The next morning, I warmed a bucket of water and brought it to my room, washing myself up and down with a rough cloth as I often did. I had just put on my britches when the door to my room swung open—the latch hadn’t held. From the corner of my eye, I saw Damon in the doorway, peeking out from behind a pile of sheets and towels he was bringing around. I gave him my back and quickly put on my shirt. I didn’t think he had seen the evidence, but my hurried actions must have looked peculiar. I turned back and tried to smile. He gave me an odd, searching look and then put the sheets on my bed.
* * *
I wrapped the violin while Lydia sat and read the
Herald
. She seemed strangely quiet, and I didn’t have much to say. But then she began to read aloud—a story about a fire in a mine near Carbondale—a fire that could not be put out and now burned in unknown directions. Would the city fall into the newly created chasm? No one knew.
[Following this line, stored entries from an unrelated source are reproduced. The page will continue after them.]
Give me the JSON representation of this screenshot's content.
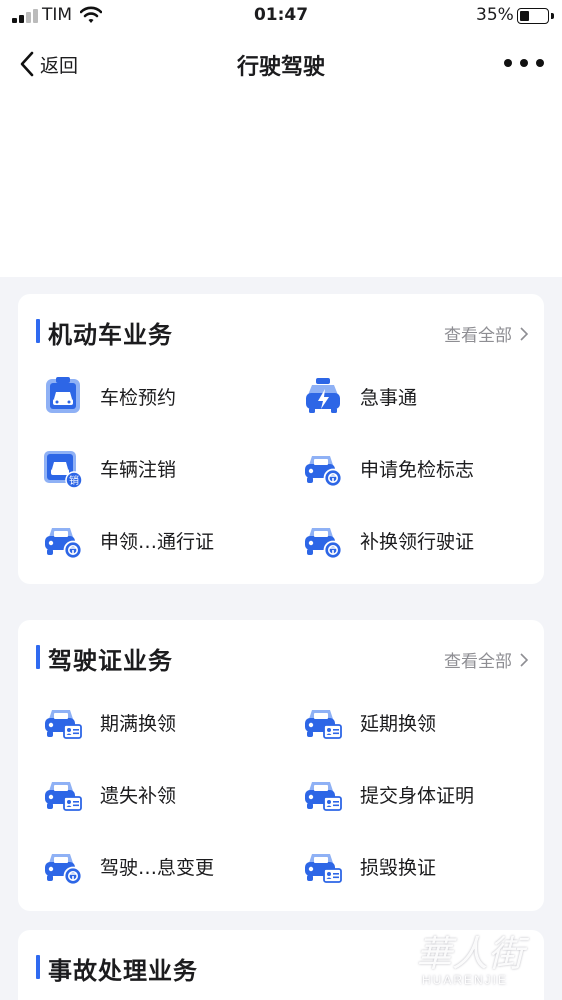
{
  "status_bar": {
    "carrier": "TIM",
    "time": "01:47",
    "battery": "35%",
    "battery_level": 0.35
  },
  "nav": {
    "back_label": "返回",
    "title": "行驶驾驶"
  },
  "sections": [
    {
      "title": "机动车业务",
      "see_all": "查看全部",
      "items": [
        {
          "label": "车检预约",
          "icon": "car-inspection-icon"
        },
        {
          "label": "急事通",
          "icon": "urgent-car-icon"
        },
        {
          "label": "车辆注销",
          "icon": "car-cancel-icon"
        },
        {
          "label": "申请免检标志",
          "icon": "car-badge-icon"
        },
        {
          "label": "申领…通行证",
          "icon": "car-badge-icon"
        },
        {
          "label": "补换领行驶证",
          "icon": "car-badge-icon"
        }
      ]
    },
    {
      "title": "驾驶证业务",
      "see_all": "查看全部",
      "items": [
        {
          "label": "期满换领",
          "icon": "car-id-card-icon"
        },
        {
          "label": "延期换领",
          "icon": "car-id-card-icon"
        },
        {
          "label": "遗失补领",
          "icon": "car-id-card-icon"
        },
        {
          "label": "提交身体证明",
          "icon": "car-id-card-icon"
        },
        {
          "label": "驾驶…息变更",
          "icon": "car-badge-icon"
        },
        {
          "label": "损毁换证",
          "icon": "car-id-card-icon"
        }
      ]
    },
    {
      "title": "事故处理业务"
    }
  ],
  "icon_badge_text": "销",
  "watermark": {
    "cn": "華人街",
    "en": "HUARENJIE"
  },
  "colors": {
    "accent": "#2f6af0",
    "icon_light": "#8fb1f5",
    "icon_dark": "#2d66e6",
    "background": "#f3f4f8"
  }
}
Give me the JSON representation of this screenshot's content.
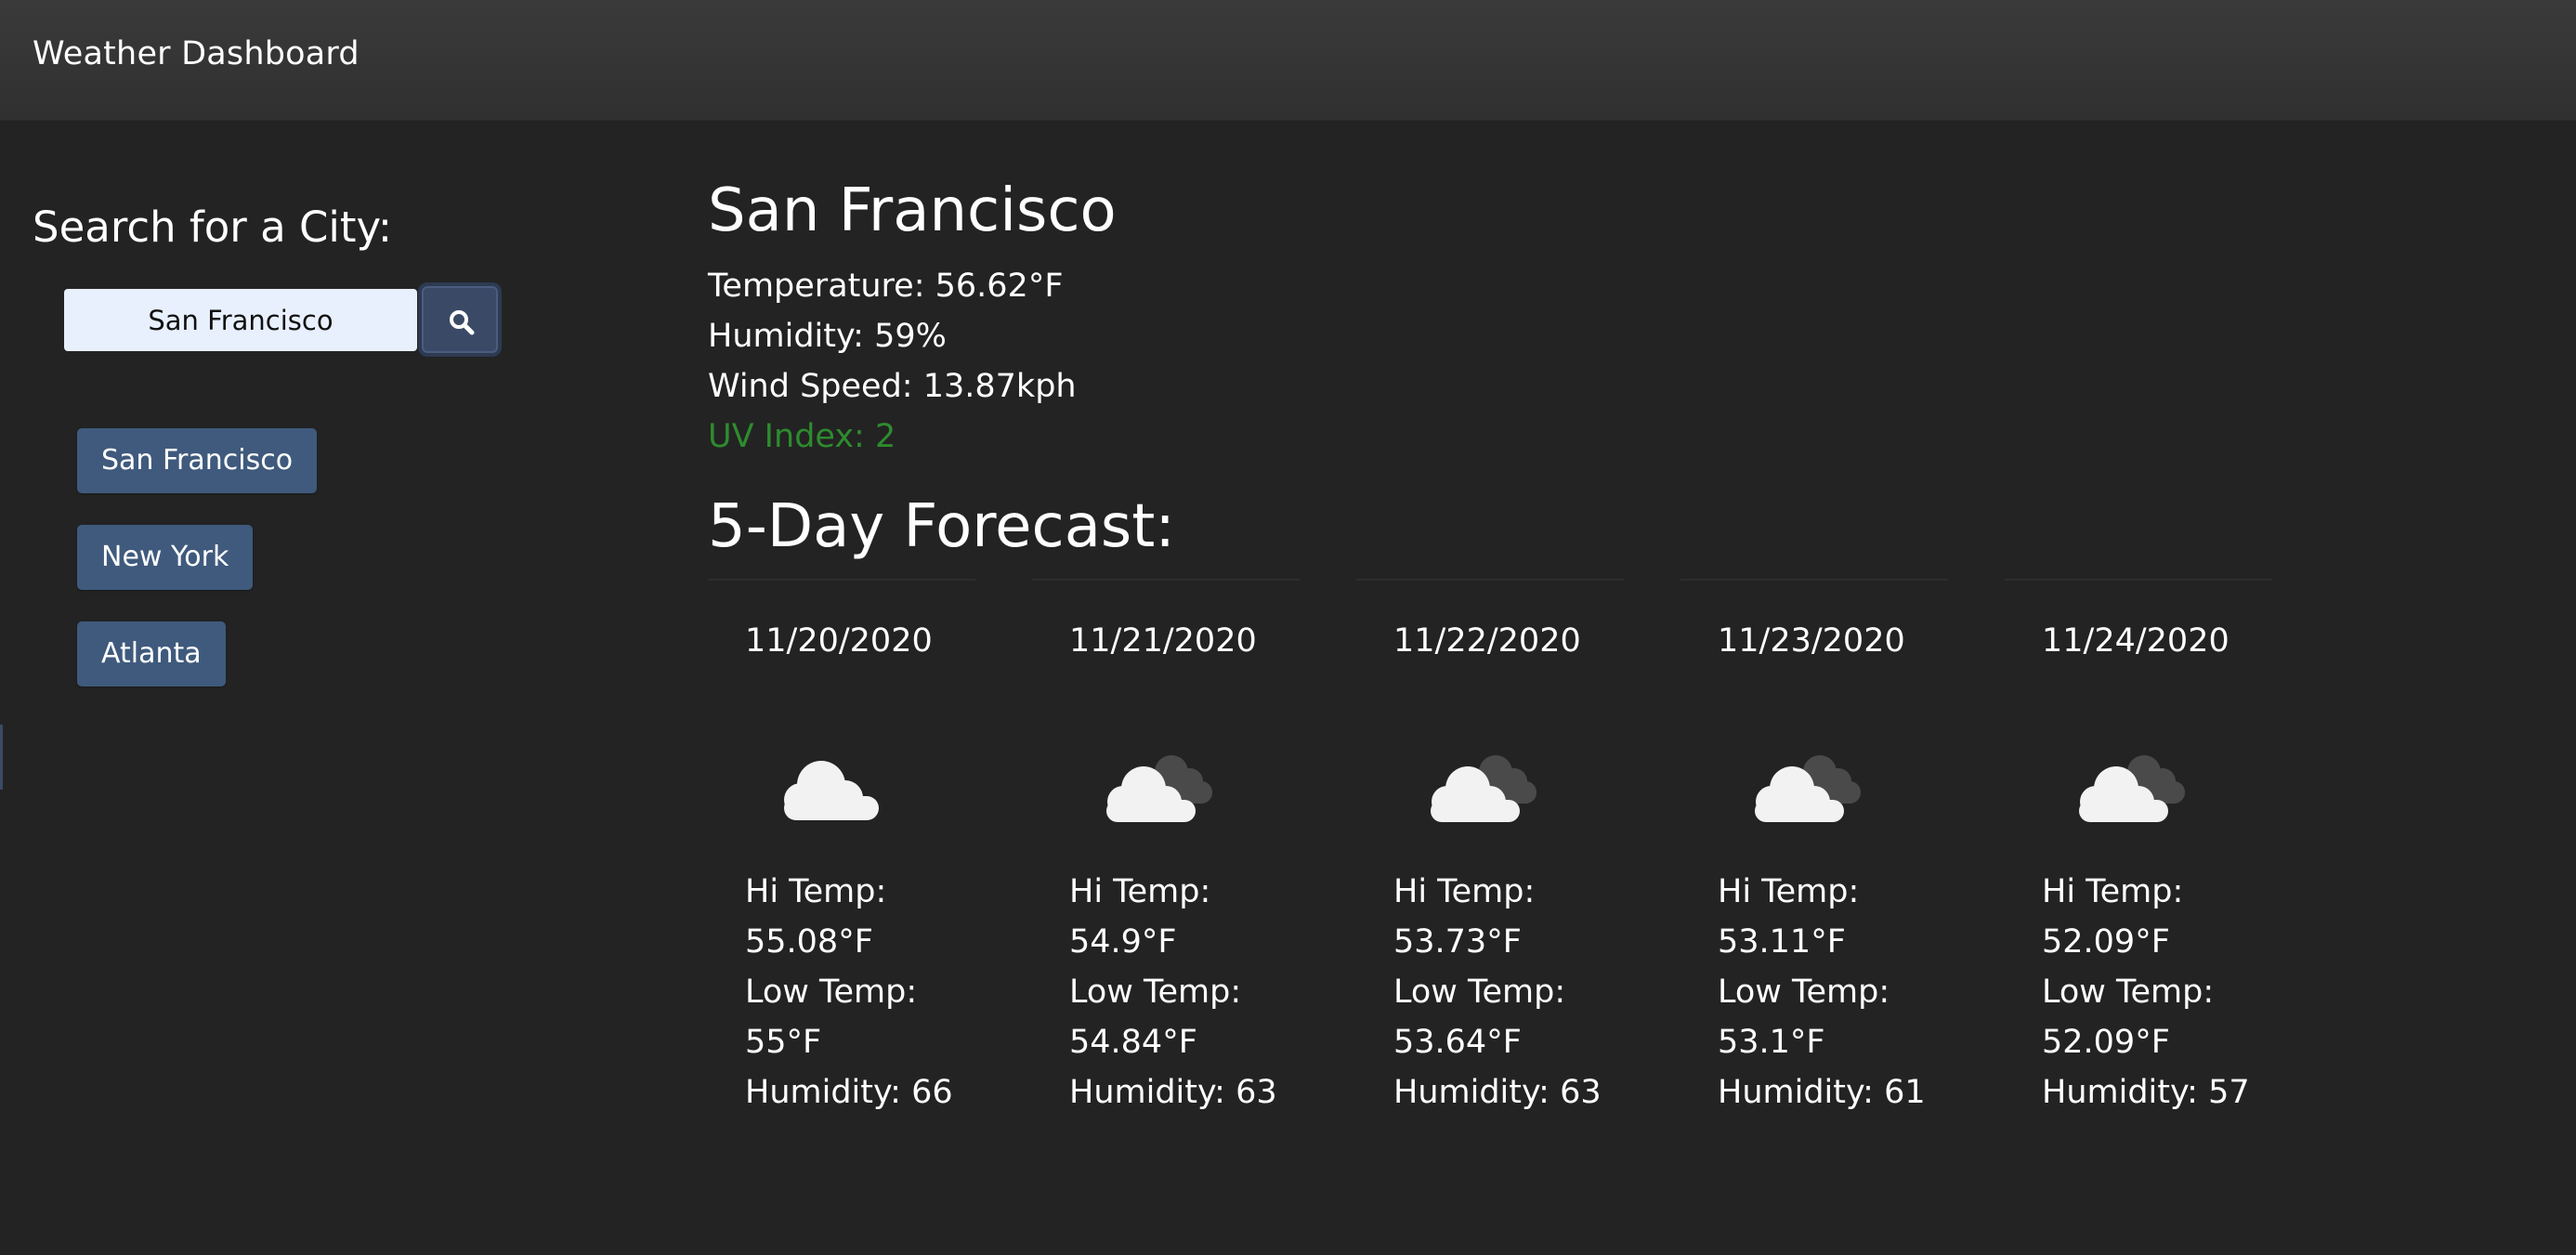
{
  "navbar": {
    "title": "Weather Dashboard"
  },
  "sidebar": {
    "heading": "Search for a City:",
    "search": {
      "value": "San Francisco",
      "placeholder": ""
    },
    "search_button_icon": "search-icon",
    "history": [
      {
        "label": "San Francisco"
      },
      {
        "label": "New York"
      },
      {
        "label": "Atlanta"
      }
    ]
  },
  "current": {
    "city": "San Francisco",
    "temperature": "Temperature: 56.62°F",
    "humidity": "Humidity: 59%",
    "wind": "Wind Speed: 13.87kph",
    "uv": "UV Index: 2",
    "uv_color": "#2e8b2e"
  },
  "forecast": {
    "heading": "5-Day Forecast:",
    "days": [
      {
        "date": "11/20/2020",
        "icon": "cloud-icon",
        "hi_label": "Hi Temp:",
        "hi": "55.08°F",
        "low_label": "Low Temp:",
        "low": "55°F",
        "humidity": "Humidity: 66"
      },
      {
        "date": "11/21/2020",
        "icon": "broken-clouds-icon",
        "hi_label": "Hi Temp:",
        "hi": "54.9°F",
        "low_label": "Low Temp:",
        "low": "54.84°F",
        "humidity": "Humidity: 63"
      },
      {
        "date": "11/22/2020",
        "icon": "broken-clouds-icon",
        "hi_label": "Hi Temp:",
        "hi": "53.73°F",
        "low_label": "Low Temp:",
        "low": "53.64°F",
        "humidity": "Humidity: 63"
      },
      {
        "date": "11/23/2020",
        "icon": "broken-clouds-icon",
        "hi_label": "Hi Temp:",
        "hi": "53.11°F",
        "low_label": "Low Temp:",
        "low": "53.1°F",
        "humidity": "Humidity: 61"
      },
      {
        "date": "11/24/2020",
        "icon": "broken-clouds-icon",
        "hi_label": "Hi Temp:",
        "hi": "52.09°F",
        "low_label": "Low Temp:",
        "low": "52.09°F",
        "humidity": "Humidity: 57"
      }
    ]
  }
}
“A strange way for the world to end,” she said, putting the paper aside. “To be burned up from the inside.” And with that, she began to recite something that at first sounded like scripture.
In the ’ginning was the Wurts. And the Wurts was good.
And the Wurts begat Hone who did what he could.
And Hone begat Carbon, and Carbon ’gat Hawley,
and they all rode to town in a little painted trolley.
And Hawley ’gat Jervis by a mule team driver,
and the two lived together in a shack by the river.
And the Wurts stole a boro, and the Hone stole a dale,
and the Jervis stole a port, and they all went to jail.
How many years did they serve without bail?
I laughed. “What, in heaven’s name, was that?”
“Oh, just something Evelyn and I made up. We used to skip rope to it.”
“I was a fair skipper myself,” I said, not seeing the mistake.
Lydia looked surprised. “Really? There weren’t many boys I knew who could do it at all. They jumped like grasshoppers.” I braced for more questions, but Lydia got up and stared out the window. “Have you ever been over there, Joseph? To Carbondale?”
“Is it nice?”
“Oh yes,” she said, still looking out, “if you like grand homes with porches on the second level. But what do you see when you stand on them? Mountains of coal, piles of slag, and on every surface a black dust that surely darkens the soul.”
I looked at Lydia like I was seeing my younger self, though we were only six years apart. She saw the world as black and white, good and evil, one or the other to win. I had seen it that way. Now I believed that the world was just a pudding of good and bad and would always be so. But I liked that Lydia felt the way she did, and I argued with her sometimes just to see the color run to her face.